After all, the new official support for queers doesn’t mean much in daily life. True, sodomy has been decriminalized since 1979, paving the way for a form of cultural acceptance made apparent when Strawberry And Chocolate won a major prize at the Havana Film Festival in 1993.
Young queers here, though, seem less interested in gay-friendly government pronouncements than they are in the material benefits of the wider world. This evening, the symbolism couldn’t be more striking. Only 90 miles away from the nighttime blackness at our backs lies homo haven Key West, Florida.
“This is a shit country,” one guy tells me as five of us get to the bottom of our second bottle of rum. It’s an hour before daybreak, and there’s an edge to the proceedings now.
My travelling companion has already drifted off to bed with his new friend, to whom he expects to pass 10 CUCs (convertible pesos) in the morning for “taxi fare.”
Through my alcoholic haze, I understand that for me the Malecón is the best party I’ve been to in a while, but for those who come every night because they have no particular reason to get up in the morning, this hangout is a reminder of the limits of life rather than an escape from it.
And for all the change coming from the president’s office, the ever-present police and their sinister grey vehicles are a constant caution.
The next night, I see the police in action just up the street outside the Hotel St. John. They’re questioning a tall black Cuban we’d run into the night before. Tonight, though, as the police scrutinize his identity card, he pretends not to know us. From the steps of the hotel, we watch as he’s bundled into the back of the police wagon, which trundles up the road with one of its tail lights out.
By happenstance, I see him again the next day as I try (unsuccessfully) to get money out of a bank machine on my credit card. He apologizes for giving us the cold shoulder the night before, and explains unnecessarily that he would have been in a worse predicament if he’d been chummy with foreigners. He says he’s from Cienfuegos and so not permitted to be in Havana. He spent the night in jail, he says nonchalantly, but was released after the cops talked to his parents. “What are you doing later?” he asks.
Meanwhile, Cuban experts try to make sense of what’s happening in the country. How one sees things depends on ideological vantage point. On the one hand, there’s Andy Gomez of the University of Miami, who was born in Cuba and disavows the possibility of change in a “totalitarian regime.”
Gomez works as a consultant with the U.S. Coast Guard and reports increasing numbers of defectors arriving in the U.S., not only trying their luck across the Gulf of Mexico but also taking the riskier route through Mexico’s Yucatán. “What we’re seeing in Cuba is limited reforms,” says Gomez, far from what’s required to stem the exodus.

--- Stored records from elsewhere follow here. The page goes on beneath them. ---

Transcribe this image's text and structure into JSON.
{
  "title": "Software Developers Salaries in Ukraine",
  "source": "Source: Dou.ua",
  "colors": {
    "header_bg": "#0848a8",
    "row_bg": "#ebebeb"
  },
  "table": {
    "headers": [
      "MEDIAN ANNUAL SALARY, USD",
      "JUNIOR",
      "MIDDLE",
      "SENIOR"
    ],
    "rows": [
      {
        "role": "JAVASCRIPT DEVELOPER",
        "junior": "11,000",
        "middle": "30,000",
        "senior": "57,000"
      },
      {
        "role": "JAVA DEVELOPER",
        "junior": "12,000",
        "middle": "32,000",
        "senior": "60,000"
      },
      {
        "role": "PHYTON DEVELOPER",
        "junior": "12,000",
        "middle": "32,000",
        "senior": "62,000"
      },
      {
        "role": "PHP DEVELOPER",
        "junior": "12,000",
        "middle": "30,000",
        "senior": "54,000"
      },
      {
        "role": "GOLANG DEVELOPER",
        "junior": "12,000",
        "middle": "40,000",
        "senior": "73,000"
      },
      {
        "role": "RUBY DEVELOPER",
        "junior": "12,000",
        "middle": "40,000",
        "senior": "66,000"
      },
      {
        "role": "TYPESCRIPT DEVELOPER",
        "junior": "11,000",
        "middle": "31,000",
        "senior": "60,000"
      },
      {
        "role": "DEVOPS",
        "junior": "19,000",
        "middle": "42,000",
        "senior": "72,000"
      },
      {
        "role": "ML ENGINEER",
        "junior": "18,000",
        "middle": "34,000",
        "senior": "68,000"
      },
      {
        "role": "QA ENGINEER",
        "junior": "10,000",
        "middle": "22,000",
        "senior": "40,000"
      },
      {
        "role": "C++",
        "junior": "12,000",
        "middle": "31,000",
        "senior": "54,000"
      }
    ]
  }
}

Dalhousie University’s John Kirk, a noted Cuba scholar, feels the reforms are significant, including those relating to gays and lesbians. Kirk, who has collaborated on a book with Cuban writer Leonardo Padura Fuentes featuring interviews with prominent gays, says the culture, more than communism, has been the main foe. Still, he says, “gays and lesbians in Cuba are in a far better place than elsewhere in Latin America.”

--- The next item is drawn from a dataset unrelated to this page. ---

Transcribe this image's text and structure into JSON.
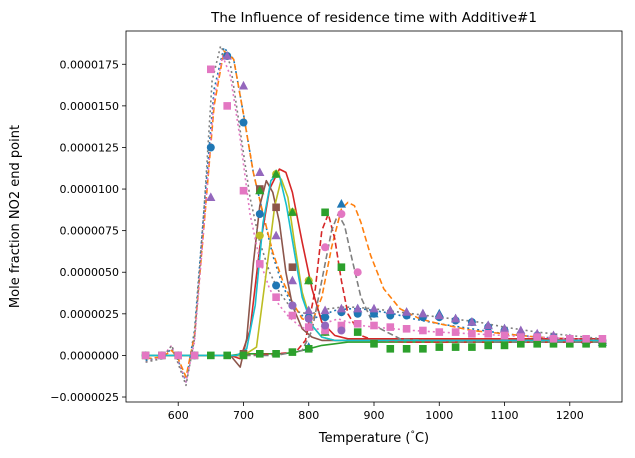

On the Malecón, a grandmotherly woman sells plastic cups to hold the rum and cola, and comes back later with sandwiches, just in time for the late-night munchies. Another woman does a brisk trade in individual cigarettes. It’s all officially illegal.
The bulging Northern wallets of visiting queers will be their most attractive feature. But there are few nightclubs anywhere – no matter how high the cover charge – that offer the poignant parade of pleasure and pain you’ll see on the Malecón.